El dique se había roto; Konstantín hablaba sin detenerse, y esto hizo sonreír a Serguiéi Ivánovich.
—Y si mañana tienes un proceso —dijo—, ¿preferirás ser juzgado por los tribunales de otra época?
—Yo no tendré proceso, porque no asesinaré a nadie, y todo esto no me sirve a mí de nada. Nuestras instituciones provinciales —añadió, saltando de un asunto a otro, según su costumbre— me recuerdan los pequeños abedules, que clavábamos en tierra el día de la trinidad para simular el bosque que ha crecido en Europa, este último ha crecido de por sí, pero en cuanto a nuestros pequeños abedules, me es imposible regarlos ni creer en ellos.
Serguiéi Ivánovich se encogió de hombros con aire de asombro al oír a su hermano hacer mención de los abedules en la discusión, si bien comprendió la idea.
—Este no es un razonamiento —dijo.
Pero Lievin, queriendo explicar aquella falta de interés por los asuntos públicos, falta de que se reconocía culpable, añadió:
—Creo que no hay actitud duradera si no se funda en el interés personal, esta es una verdad filosófica —añadió, recalcando esta palabra, cual si quisiera probar que tenía tanto derecho como otro cualquiera para hablar de filosofía.
Serguiéi Ivánovich volvió a sonreír, diciendo para sí: «Mi hermano se hace una filosofía para ponerla al servicio de sus inclinaciones».
—Deja en paz a la filosofía —repuso en voz alta—; pues su objeto ha sido precisamente en toda época hallar ese lazo indispensable que existe entre el interés personal y el general. Lo único que haré es rectificar tu comparación. Los pequeños abedules de que hablas no fueron clavados en tierra, sino plantados, y se han de tratar con la debida consideración. Las únicas naciones que tienen porvenir, las únicas que pueden titularse históricas, son aquellas que reconocen la importancia y el valor de sus instituciones, y las aprecian en lo que valen.

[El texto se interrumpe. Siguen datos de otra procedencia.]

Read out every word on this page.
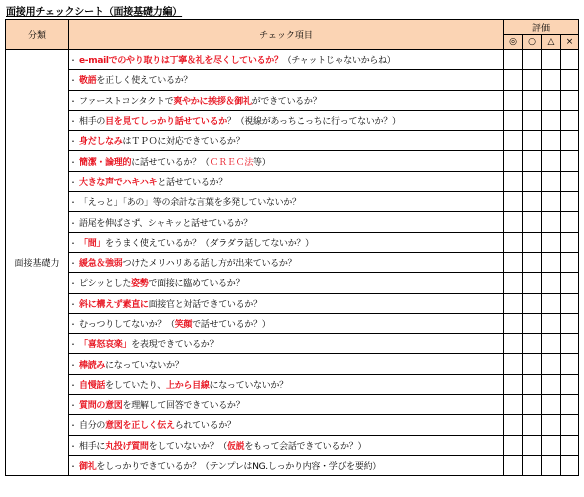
面接用チェックシート（面接基礎力編）
分類	チェック項目	評価			
		◎	○	△	×
面接基礎力	・ e-mailでのやり取りは丁寧＆礼を尽くしているか？（チャットじゃないからね）				
	・ 敬語を正しく使えているか？				
	・ ファーストコンタクトで爽やかに挨拶＆御礼ができているか？				
	・ 相手の目を見てしっかり話せているか？（視線があっちこっちに行ってないか？）				
	・ 身だしなみはＴＰＯに対応できているか？				
	・ 簡潔・論理的に話せているか？（ＣＲＥＣ法等）				
	・ 大きな声でハキハキと話せているか？				
	・ 「えっと」「あの」等の余計な言葉を多発していないか？				
	・ 語尾を伸ばさず、シャキッと話せているか？				
	・ 「間」をうまく使えているか？（ダラダラ話してないか？）				
	・ 緩急＆強弱つけたメリハリある話し方が出来ているか？				
	・ ピシッとした姿勢で面接に臨めているか？				
	・ 斜に構えず素直に面接官と対話できているか？				
	・ むっつりしてないか？（笑顔で話せているか？）				
	・ 「喜怒哀楽」を表現できているか？				
	・ 棒読みになっていないか？				
	・ 自慢話をしていたり、上から目線になっていないか？				
	・ 質問の意図を理解して回答できているか？				
	・ 自分の意図を正しく伝えられているか？				
	・ 相手に丸投げ質問をしていないか？（仮説をもって会話できているか？）				
	・ 御礼をしっかりできているか？（テンプレはNG.しっかり内容・学びを要約）				
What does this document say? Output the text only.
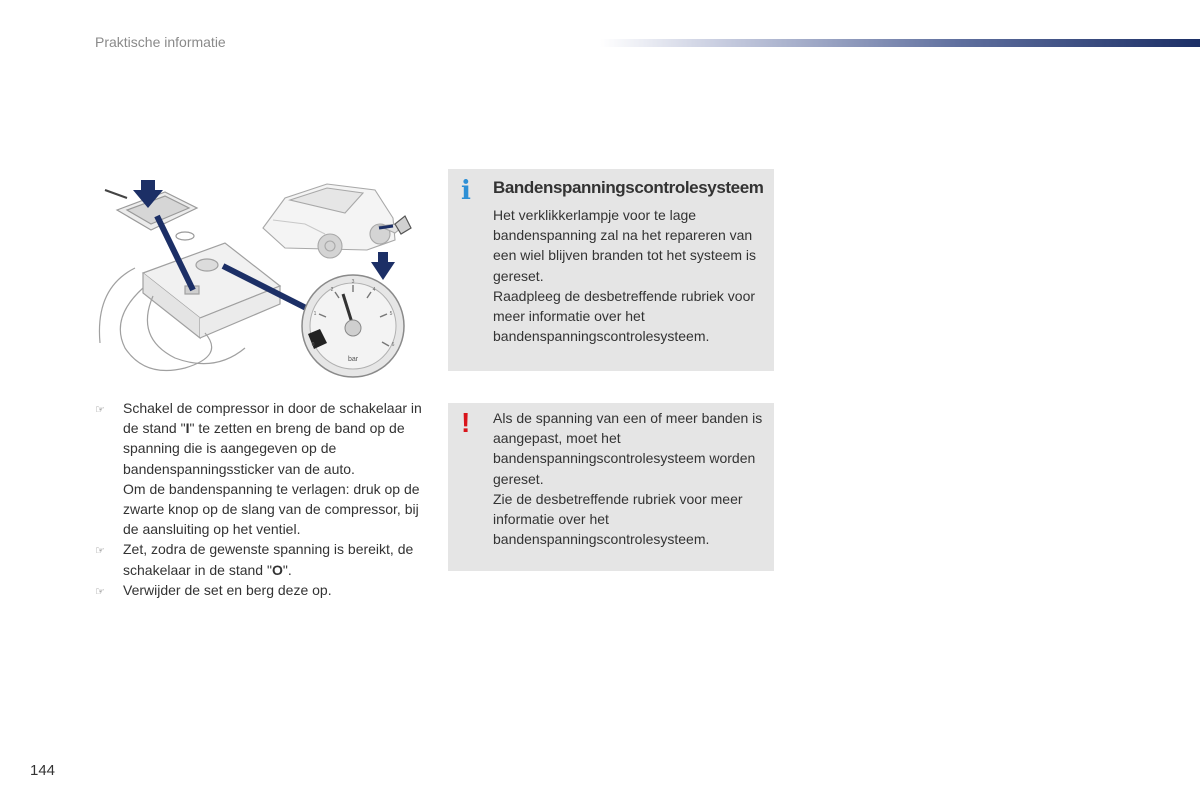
Praktische informatie
bar
0
1
2
3
4
5
6
☞	Schakel de compressor in door de schakelaar in de stand "I" te zetten en breng de band op de spanning die is aangegeven op de bandenspanningssticker van de auto.

Om de bandenspanning te verlagen: druk op de zwarte knop op de slang van de compressor, bij de aansluiting op het ventiel.

☞	Zet, zodra de gewenste spanning is bereikt, de schakelaar in de stand "O".

☞	Verwijder de set en berg deze op.

i Bandenspanningscontrolesysteem

Het verklikkerlampje voor te lage bandenspanning zal na het repareren van een wiel blijven branden tot het systeem is gereset.

Raadpleeg de desbetreffende rubriek voor meer informatie over het bandenspanningscontrolesysteem.

! Als de spanning van een of meer banden is aangepast, moet het bandenspanningscontrolesysteem worden gereset.

Zie de desbetreffende rubriek voor meer informatie over het bandenspanningscontrolesysteem.

144
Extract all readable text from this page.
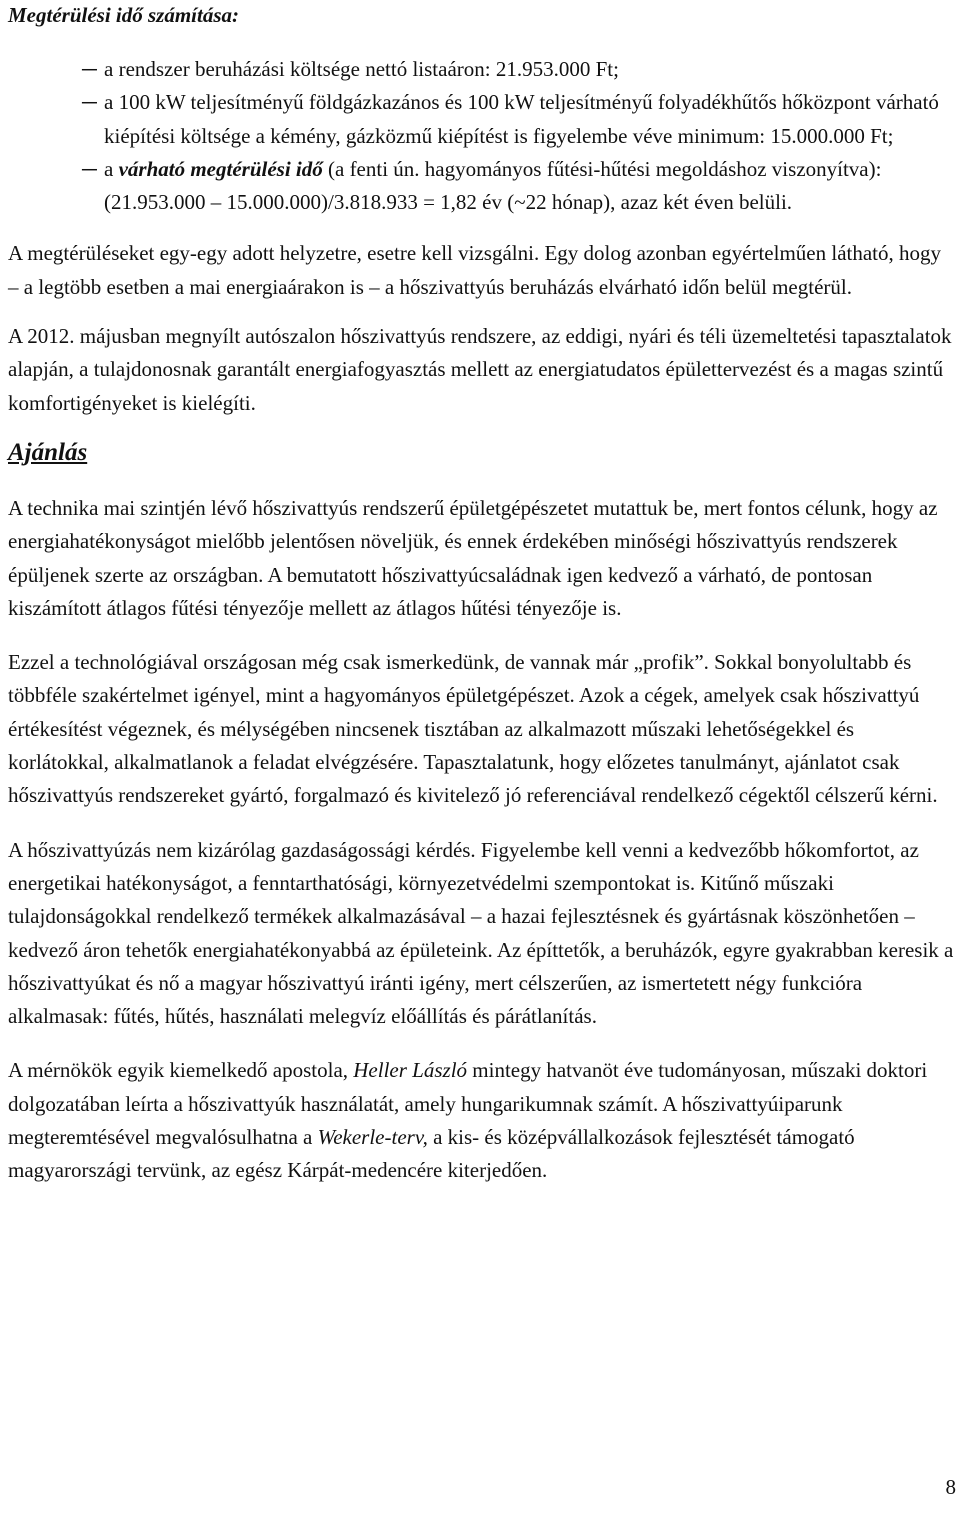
Megtérülési idő számítása:
─ a rendszer beruházási költsége nettó listaáron: 21.953.000 Ft;
─ a 100 kW teljesítményű földgázkazános és 100 kW teljesítményű folyadékhűtős hőközpont várható kiépítési költsége a kémény, gázközmű kiépítést is figyelembe véve minimum: 15.000.000 Ft;
─ a várható megtérülési idő (a fenti ún. hagyományos fűtési-hűtési megoldáshoz viszonyítva): (21.953.000 – 15.000.000)/3.818.933 = 1,82 év (~22 hónap), azaz két éven belüli.

A megtérüléseket egy-egy adott helyzetre, esetre kell vizsgálni. Egy dolog azonban egyértelműen látható, hogy – a legtöbb esetben a mai energiaárakon is – a hőszivattyús beruházás elvárható időn belül megtérül.

A 2012. májusban megnyílt autószalon hőszivattyús rendszere, az eddigi, nyári és téli üzemeltetési tapasztalatok alapján, a tulajdonosnak garantált energiafogyasztás mellett az energiatudatos épülettervezést és a magas szintű komfortigényeket is kielégíti.

Ajánlás

A technika mai szintjén lévő hőszivattyús rendszerű épületgépészetet mutattuk be, mert fontos célunk, hogy az energiahatékonyságot mielőbb jelentősen növeljük, és ennek érdekében minőségi hőszivattyús rendszerek épüljenek szerte az országban. A bemutatott hőszivattyúcsaládnak igen kedvező a várható, de pontosan kiszámított átlagos fűtési tényezője mellett az átlagos hűtési tényezője is.

Ezzel a technológiával országosan még csak ismerkedünk, de vannak már „profik”. Sokkal bonyolultabb és többféle szakértelmet igényel, mint a hagyományos épületgépészet. Azok a cégek, amelyek csak hőszivattyú értékesítést végeznek, és mélységében nincsenek tisztában az alkalmazott műszaki lehetőségekkel és korlátokkal, alkalmatlanok a feladat elvégzésére. Tapasztalatunk, hogy előzetes tanulmányt, ajánlatot csak hőszivattyús rendszereket gyártó, forgalmazó és kivitelező jó referenciával rendelkező cégektől célszerű kérni.

A hőszivattyúzás nem kizárólag gazdaságossági kérdés. Figyelembe kell venni a kedvezőbb hőkomfortot, az energetikai hatékonyságot, a fenntarthatósági, környezetvédelmi szempontokat is. Kitűnő műszaki tulajdonságokkal rendelkező termékek alkalmazásával – a hazai fejlesztésnek és gyártásnak köszönhetően – kedvező áron tehetők energiahatékonyabbá az épületeink. Az építtetők, a beruházók, egyre gyakrabban keresik a hőszivattyúkat és nő a magyar hőszivattyú iránti igény, mert célszerűen, az ismertetett négy funkcióra alkalmasak: fűtés, hűtés, használati melegvíz előállítás és párátlanítás.

A mérnökök egyik kiemelkedő apostola, Heller László mintegy hatvanöt éve tudományosan, műszaki doktori dolgozatában leírta a hőszivattyúk használatát, amely hungarikumnak számít. A hőszivattyúiparunk megteremtésével megvalósulhatna a Wekerle-terv, a kis- és középvállalkozások fejlesztését támogató magyarországi tervünk, az egész Kárpát-medencére kiterjedően.

8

Y para demostrar con más evidencia el error que su hermano cometía, trató la cuestión desde el punto de vista filosófico e histórico, terreno en que no podía Konstantín seguirlo.
—En cuanto a tu poca afición a los negocios —acabó diciendo—, dispénsame que la atribuya a nuestra pereza y a nuestras antiguas costumbres de grandes señores; pero confío que ya reconocerás este error pasajero.
Lievin no contestó. Reconocía que su hermano lo había batido en la brecha, aunque sin comprender su pensamiento o aparentando no comprenderlo. ¿Sería porque no se explicaba claramente o porque Serguéi no quería o no podía entenderlo? Decidió no profundizarlo más, y sin oponerse a su hermano, empezó a pensar en un asunto muy distinto, de interés personal.
—Vámonos ya.
Serguéi Ivánovich retiró sus sedales, Konstantín desató el caballo y se marcharon.